At which point - but not earlier! - you just make your ORM print the queries, fix them manually (or write them from scratch). You then can ditch the ORM, use it as a query builder DSL only, or use escape hatches provided by the ORM to inject raw SQL.
Don't use ORMs as a crutch to get away with not knowing SQL, that's bad. However, saving "a bit" - and with good ORMs, that "bit" is quite large - of time in the beginning is often very valuable. Just have a clear "exit strategy" for when (and in 90% of projects, if) it's needed.
more like, when it comes to complex data structures and logic, i will do that outside of sql. I'll do a join with sql no problem, by the time we're doing multiple inner joins I usually prefer to just do multiple sql queries. I don't care about performance that badly.
That’ll often not scale to millions of records. Letting the database optimizer find the optimal execution path instead of doing it procedurally elsewhere might result in “finishes in 5 minutes”, versus “doesn’t fit in a night”.
Costs are another reason to optimize queries, long running, inefficient queries will be a lot more expensive on things like snowflake than more efficient queries.

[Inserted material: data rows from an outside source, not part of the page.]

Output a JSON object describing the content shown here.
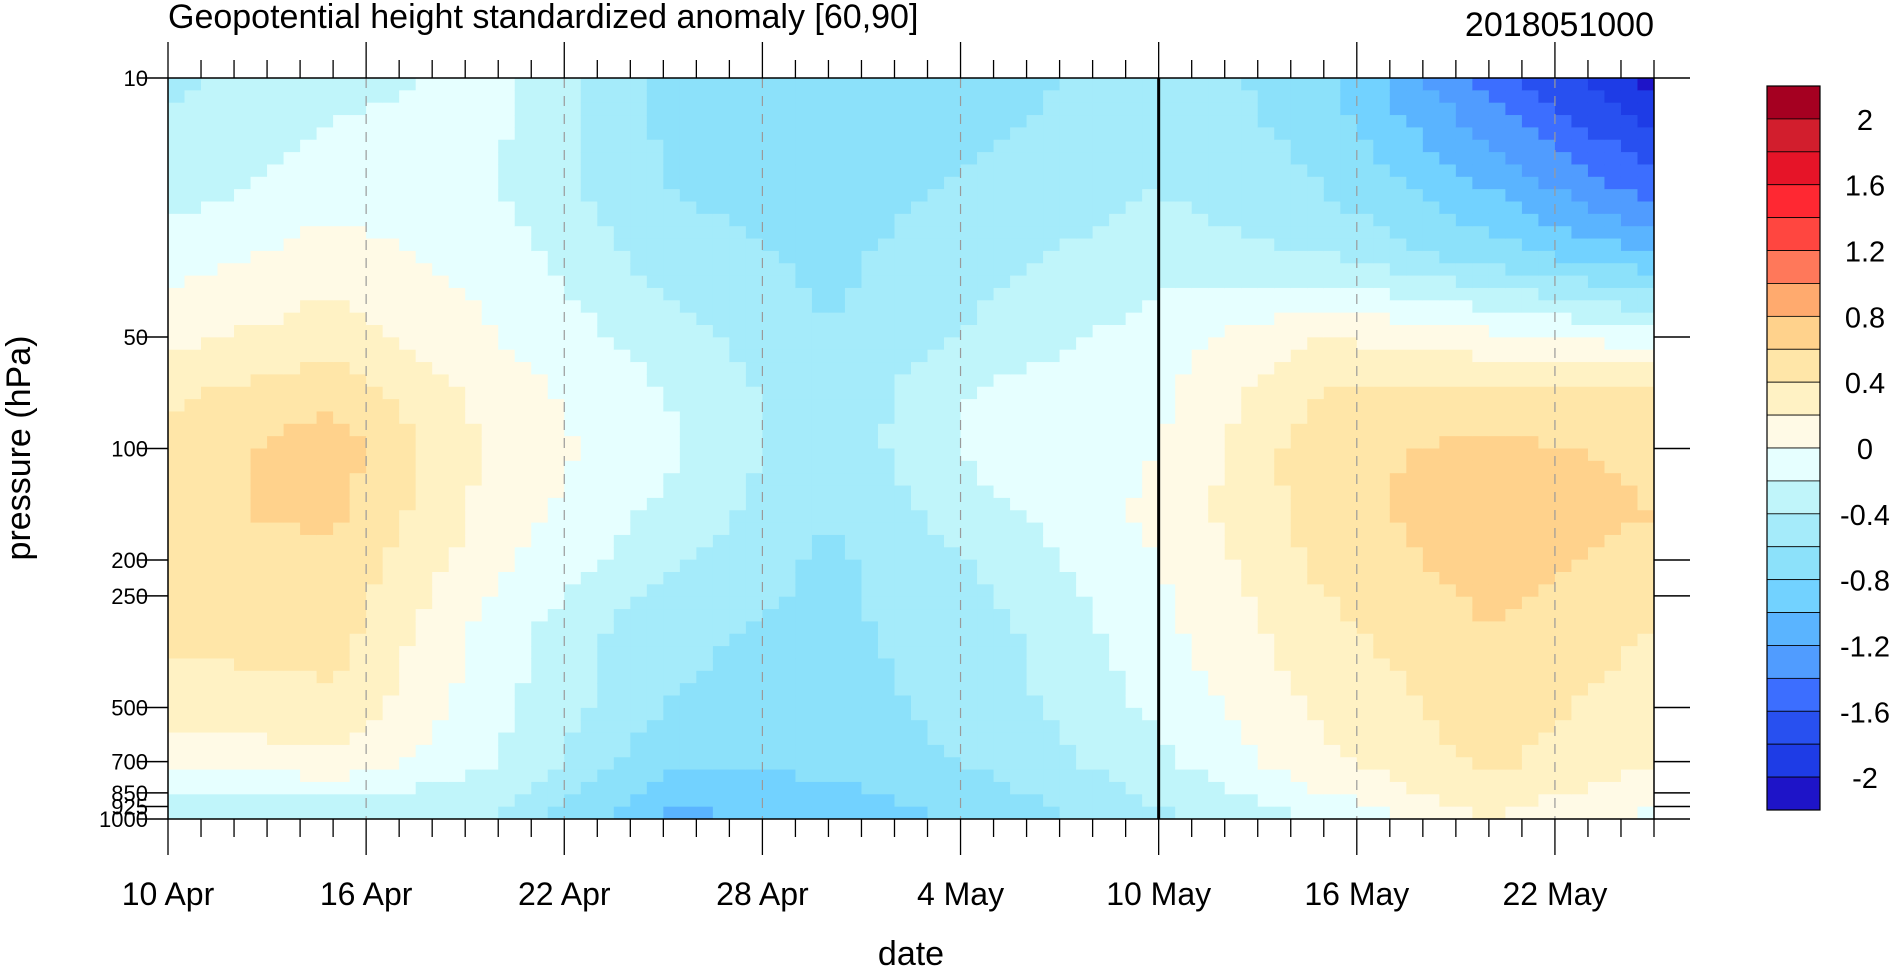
{
  "chart_data": {
    "type": "heatmap",
    "title": "Geopotential height standardized anomaly [60,90]",
    "date_label": "2018051000",
    "xlabel": "date",
    "ylabel": "pressure (hPa)",
    "x_ticks": [
      "10 Apr",
      "16 Apr",
      "22 Apr",
      "28 Apr",
      "4 May",
      "10 May",
      "16 May",
      "22 May"
    ],
    "x_range": [
      "2018-04-10",
      "2018-05-25"
    ],
    "current_date": "2018-05-10",
    "y_scale": "log",
    "y_ticks": [
      10,
      50,
      100,
      200,
      250,
      500,
      700,
      850,
      925,
      1000
    ],
    "y_tick_labels": [
      "10",
      "50",
      "100",
      "200",
      "250",
      "500",
      "700",
      "850",
      "925",
      "1000"
    ],
    "ylim": [
      1000,
      10
    ],
    "colorbar": {
      "labels": [
        "2",
        "1.6",
        "1.2",
        "0.8",
        "0.4",
        "0",
        "-0.4",
        "-0.8",
        "-1.2",
        "-1.6",
        "-2"
      ],
      "levels": [
        -2.2,
        -2,
        -1.8,
        -1.6,
        -1.4,
        -1.2,
        -1,
        -0.8,
        -0.6,
        -0.4,
        -0.2,
        0,
        0.2,
        0.4,
        0.6,
        0.8,
        1,
        1.2,
        1.4,
        1.6,
        1.8,
        2,
        2.2
      ],
      "colors": [
        "#1e14c8",
        "#1e3ce6",
        "#2850f0",
        "#3c6eff",
        "#509cff",
        "#5ab4ff",
        "#72d2ff",
        "#8ce1fa",
        "#a5ebfa",
        "#c0f5fa",
        "#e6ffff",
        "#fffae6",
        "#fff2c4",
        "#ffe6a8",
        "#ffd28c",
        "#ffaa6e",
        "#ff785a",
        "#ff4640",
        "#ff2832",
        "#e61428",
        "#d21e2d",
        "#a50021"
      ]
    },
    "dates": [
      "04-10",
      "04-15",
      "04-20",
      "04-25",
      "04-30",
      "05-05",
      "05-10",
      "05-15",
      "05-20",
      "05-25"
    ],
    "levels_hPa": [
      10,
      20,
      30,
      50,
      70,
      100,
      150,
      200,
      300,
      500,
      700,
      850,
      925,
      1000
    ],
    "values": [
      [
        -0.45,
        -0.25,
        -0.15,
        -0.65,
        -0.75,
        -0.7,
        -0.45,
        -0.75,
        -1.5,
        -2.1
      ],
      [
        -0.3,
        -0.1,
        -0.2,
        -0.6,
        -0.7,
        -0.55,
        -0.4,
        -0.6,
        -1.0,
        -1.5
      ],
      [
        -0.1,
        0.1,
        -0.1,
        -0.5,
        -0.65,
        -0.45,
        -0.3,
        -0.4,
        -0.7,
        -1.0
      ],
      [
        0.15,
        0.3,
        0.0,
        -0.3,
        -0.6,
        -0.35,
        -0.1,
        0.2,
        0.05,
        -0.1
      ],
      [
        0.35,
        0.55,
        0.1,
        -0.2,
        -0.55,
        -0.15,
        -0.05,
        0.4,
        0.45,
        0.45
      ],
      [
        0.5,
        0.7,
        0.15,
        -0.15,
        -0.55,
        -0.1,
        0.0,
        0.55,
        0.65,
        0.55
      ],
      [
        0.55,
        0.65,
        0.1,
        -0.25,
        -0.6,
        -0.25,
        0.05,
        0.5,
        0.75,
        0.6
      ],
      [
        0.5,
        0.55,
        0.05,
        -0.35,
        -0.65,
        -0.35,
        0.0,
        0.45,
        0.7,
        0.5
      ],
      [
        0.45,
        0.5,
        -0.1,
        -0.55,
        -0.65,
        -0.45,
        -0.05,
        0.35,
        0.6,
        0.4
      ],
      [
        0.3,
        0.35,
        -0.15,
        -0.6,
        -0.7,
        -0.5,
        -0.15,
        0.25,
        0.5,
        0.3
      ],
      [
        0.05,
        0.15,
        -0.2,
        -0.75,
        -0.75,
        -0.55,
        -0.25,
        0.15,
        0.45,
        0.2
      ],
      [
        -0.2,
        -0.15,
        -0.3,
        -0.9,
        -0.85,
        -0.65,
        -0.35,
        0.0,
        0.35,
        0.05
      ],
      [
        -0.3,
        -0.25,
        -0.35,
        -1.0,
        -0.9,
        -0.7,
        -0.4,
        -0.1,
        0.25,
        0.0
      ],
      [
        -0.35,
        -0.3,
        -0.4,
        -1.05,
        -0.95,
        -0.75,
        -0.45,
        -0.15,
        0.2,
        -0.05
      ]
    ]
  }
}
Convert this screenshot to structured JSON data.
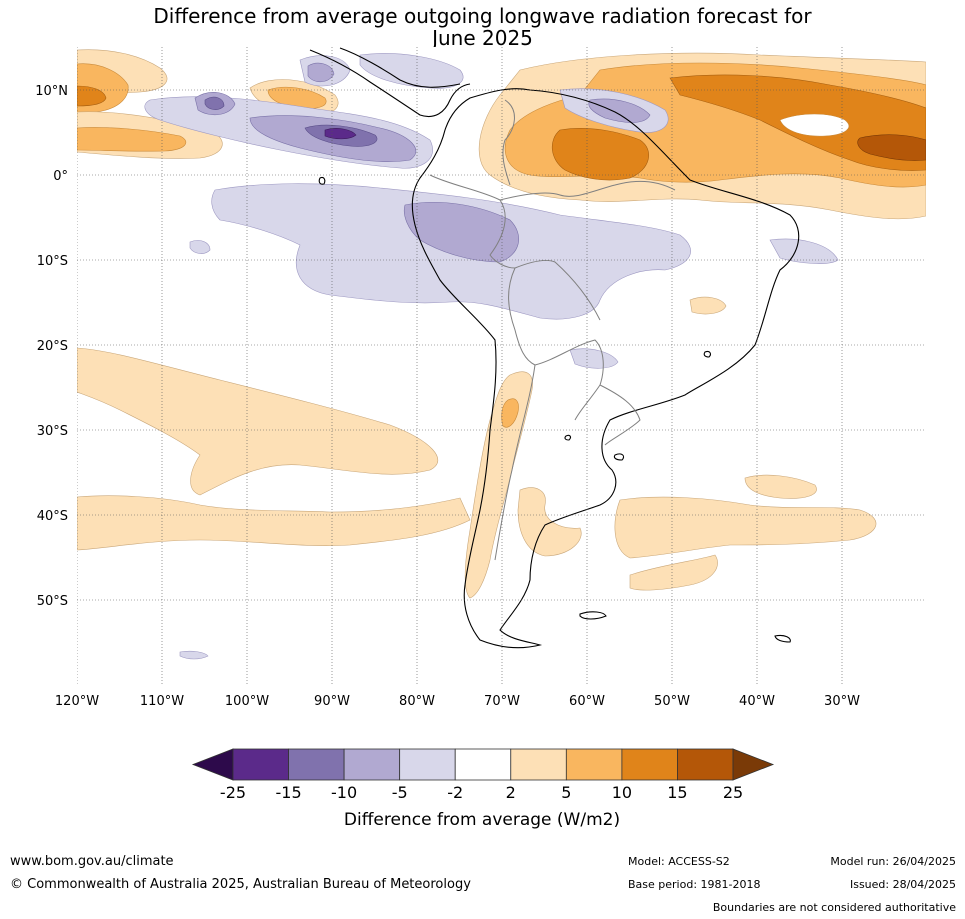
{
  "title": {
    "line1": "Difference from average outgoing longwave radiation forecast for",
    "line2": "June 2025"
  },
  "lat_labels": [
    "10°N",
    "0°",
    "10°S",
    "20°S",
    "30°S",
    "40°S",
    "50°S"
  ],
  "lon_labels": [
    "120°W",
    "110°W",
    "100°W",
    "90°W",
    "80°W",
    "70°W",
    "60°W",
    "50°W",
    "40°W",
    "30°W"
  ],
  "colorbar": {
    "ticks": [
      "-25",
      "-15",
      "-10",
      "-5",
      "-2",
      "2",
      "5",
      "10",
      "15",
      "25"
    ],
    "colors": [
      "#2d0a4b",
      "#5b2a8a",
      "#8072ad",
      "#b1a9d1",
      "#d8d7ea",
      "#ffffff",
      "#fde0b6",
      "#f9b65f",
      "#e0841a",
      "#b45708",
      "#7a3a07"
    ],
    "label": "Difference from average (W/m2)"
  },
  "footer": {
    "website": "www.bom.gov.au/climate",
    "copyright": "© Commonwealth of Australia 2025, Australian Bureau of Meteorology",
    "model": "Model: ACCESS-S2",
    "base_period": "Base period: 1981-2018",
    "model_run": "Model run: 26/04/2025",
    "issued": "Issued: 28/04/2025",
    "disclaimer": "Boundaries are not considered authoritative"
  }
}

Also good to note that unlike many other forms of AI, the SQL query optimizer AI is not a black box. It will tell you exactly how it thinks your data can be retrieved in the fastest way if you ask it to explain its plan for your query.
2. Combining and slicing data is a craft, and doing it subtly wrong in one step can lead to fatal errors in the outcome.
And most importantly, it can be very difficult to notice. Numbers don't smell.
That is why I would be very hesitant to give a slightly more than trivial task to an engine that fails 25% of the time.
But I guess that is the same as any other programming task. Just that other programming tasks require a lot of boilerplate where an AI can help. SQL is much more straight to it.
Maybe it could be useful to ask questions that are similar to writing testcases "how can I verify that my query is doing the right thing"?